County health official Patty Krug said not much can be done to control exposure now that people are running around wherever they want and not following proper guidelines, and it makes little difference whether people stay in county or not.

“Right now we have two positives that we are aware of, but we’re starting to open up,” Krug said, referencing a softball game that occurred over the weekend with three-to-five hundred people in attendance. “If we have employees going to those types of things, what’s the difference between if their going to that versus going on vacation? We have people who are going to mass gatherings, out and about; exposure in our county has tremendously increased.”

They say it’s up to the individual to take responsibility for the contact and spread. Krug suggested that if someone does go on vacation, when they get back they should wear a face mask and self monitor for two weeks.

“If you have symptoms of COVID, or any type of communicable disease, you should not be coming in to work,” Krug said, underlining the importance of seeking medical attention before returning to a normal schedule.

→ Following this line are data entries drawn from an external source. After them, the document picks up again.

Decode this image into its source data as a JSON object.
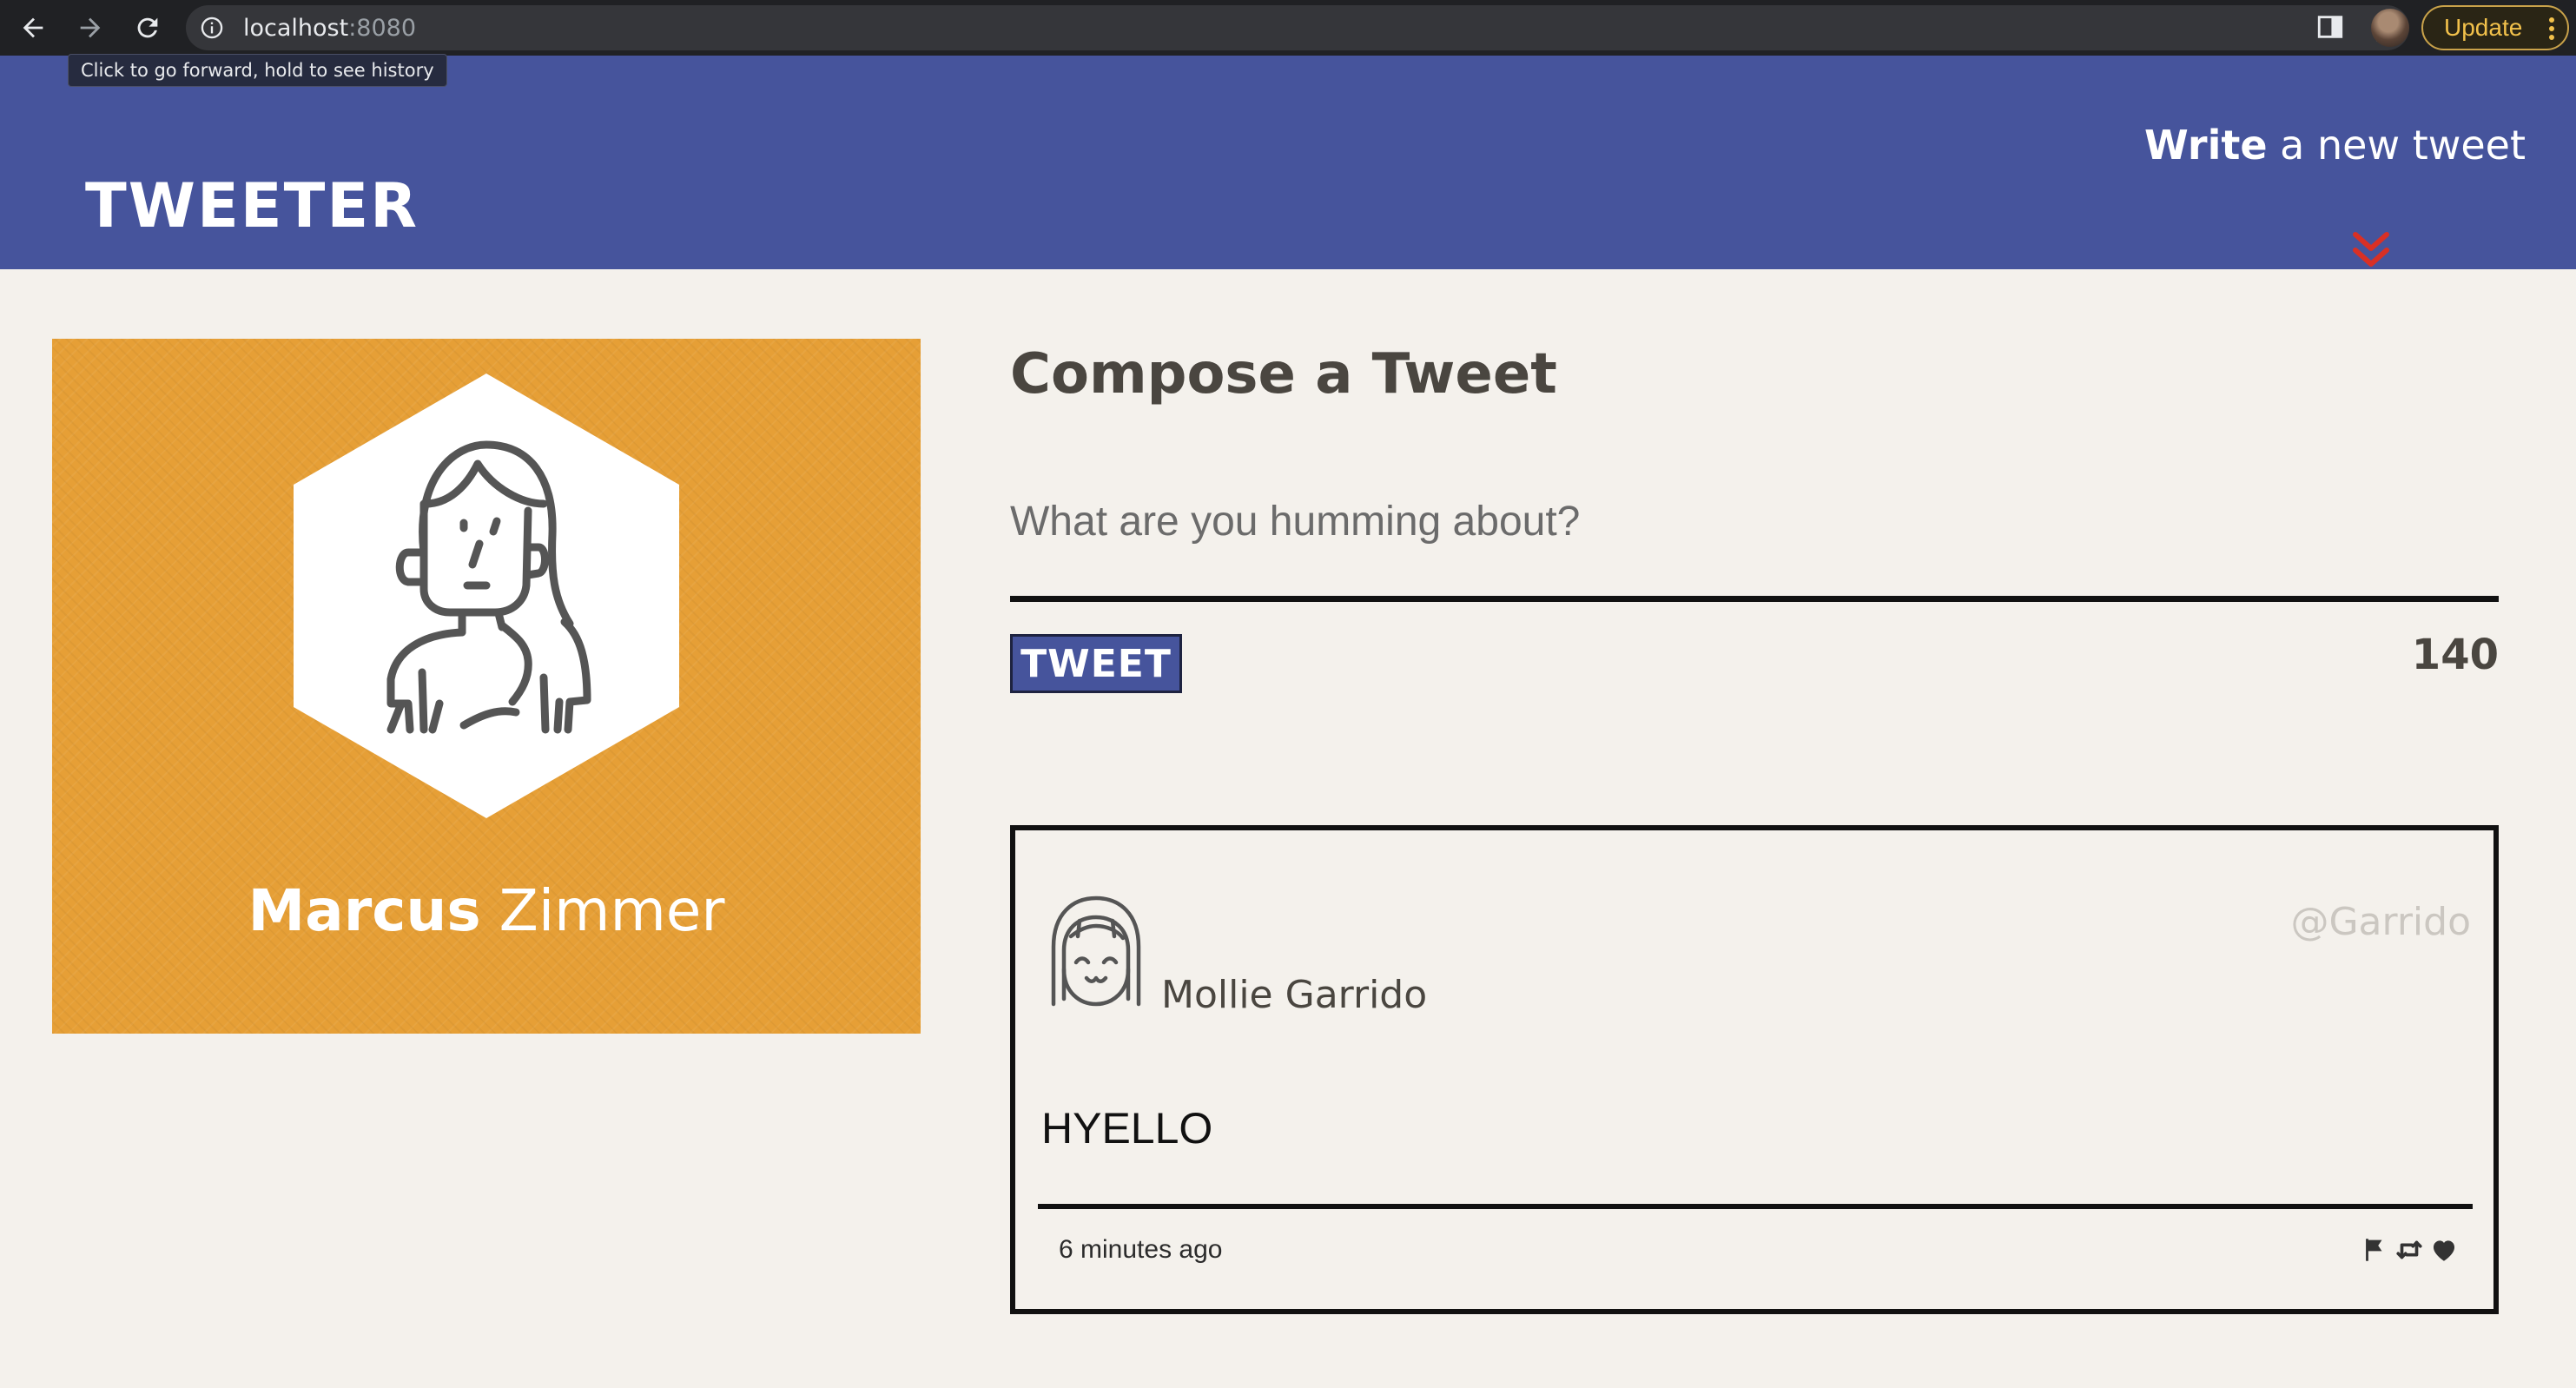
{
  "browser": {
    "url_host": "localhost",
    "url_port": ":8080",
    "update_label": "Update",
    "tooltip": "Click to go forward, hold to see history",
    "icons": [
      "back-arrow-icon",
      "forward-arrow-icon",
      "reload-icon",
      "info-icon",
      "share-icon",
      "star-icon",
      "side-panel-icon",
      "menu-dots-icon"
    ]
  },
  "header": {
    "logo": "TWEETER",
    "write_bold": "Write",
    "write_rest": " a new tweet",
    "chevron_icon": "double-chevron-down-icon",
    "background": "#46549c",
    "chevron_color": "#d93025"
  },
  "profile": {
    "first_name": "Marcus",
    "last_name": " Zimmer",
    "card_color": "#e69f36",
    "avatar_icon": "long-hair-person-icon"
  },
  "compose": {
    "title": "Compose a Tweet",
    "placeholder": "What are you humming about?",
    "button_label": "TWEET",
    "counter": "140"
  },
  "tweets": [
    {
      "name": "Mollie Garrido",
      "handle": "@Garrido",
      "content": "HYELLO",
      "time": "6 minutes ago",
      "avatar_icon": "smiling-girl-avatar-icon",
      "actions": [
        "flag-icon",
        "retweet-icon",
        "heart-icon"
      ]
    }
  ]
}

While self-screening is of upmost importance, Krug said the county needs to be extra careful, as they’ve already had people come to them who exhibited symptoms of the virus.

“Within two weeks of suspending faceto- face meetings, we had this one woman who really wanted to come in and talk. We asked her all these questions over the phone [to determine if she or anyone in her family were sick] and eventually gave her permission to come in, and she brought a child who had a 103 degree temperature,” she said. “I just feel really strongly that we can’t always count on them telling you the correct information.”

Krug encouraged the use of infrared thermometers as an easy to use way to identify potential symptoms of the virus, and they need to work hard to keep their staff safe.

To ensure safety, the board passed a COVID-19 exposure health assessment policy, requiring workers to go over proper coronavirus policies with a supervisor, with an acknowledgment of completion to be kept on file.

The acquisition of plexiglass presents another issue for the county, as a shortage has left a number of employees vulnerable to COVID-19. Of those who do have a plexiglass barrier, some of the windows are meant only to keep intruders out, and are insufficient for the airborne virus. For example, a receptionist’s desk window has a hole right in the center where people would cough or sneeze. They are using a mask to cover the opening right now, but a more permanent solution would be beneficial.

County transport vehicles need to be fit with barriers to separate potentially sick individuals from drivers, and the plexiglass shortage is forcing the county to look at improvised measures. Krug suggested a combination face-mask and faceshield as a top option to consider.

County officials have been running into further problems with people not following proper guidelines. Commission on Aging director Nathanael Brown said the guidance he received from the state was to avoid all contact if possible, but there are people who continue to show up at the door and come in.

“It’s tough. We were doing the same limited access, but we talked about it in our committee and agreed we have to lock the doors. We have a big, red stop-sign; nobody stops,” he said. “We still have the sign up, and people come turn the handle and still wonder why the door isn’t opening.”

The elderly cliental Brown serves have proven themselves particularly stubborn when it comes to deciding whether to social distance or not, creating a predicament for the commission.

“Some people are really hunkered down, others are just going about their day,” Brown acknowledged. “But there’s really no reason to be inside the building. Anything we can do for them, we can do over the phone... I realize people like the social aspect of doing things face-to-face, but when our guidelines are ‘stay away from people’ it’s hard.”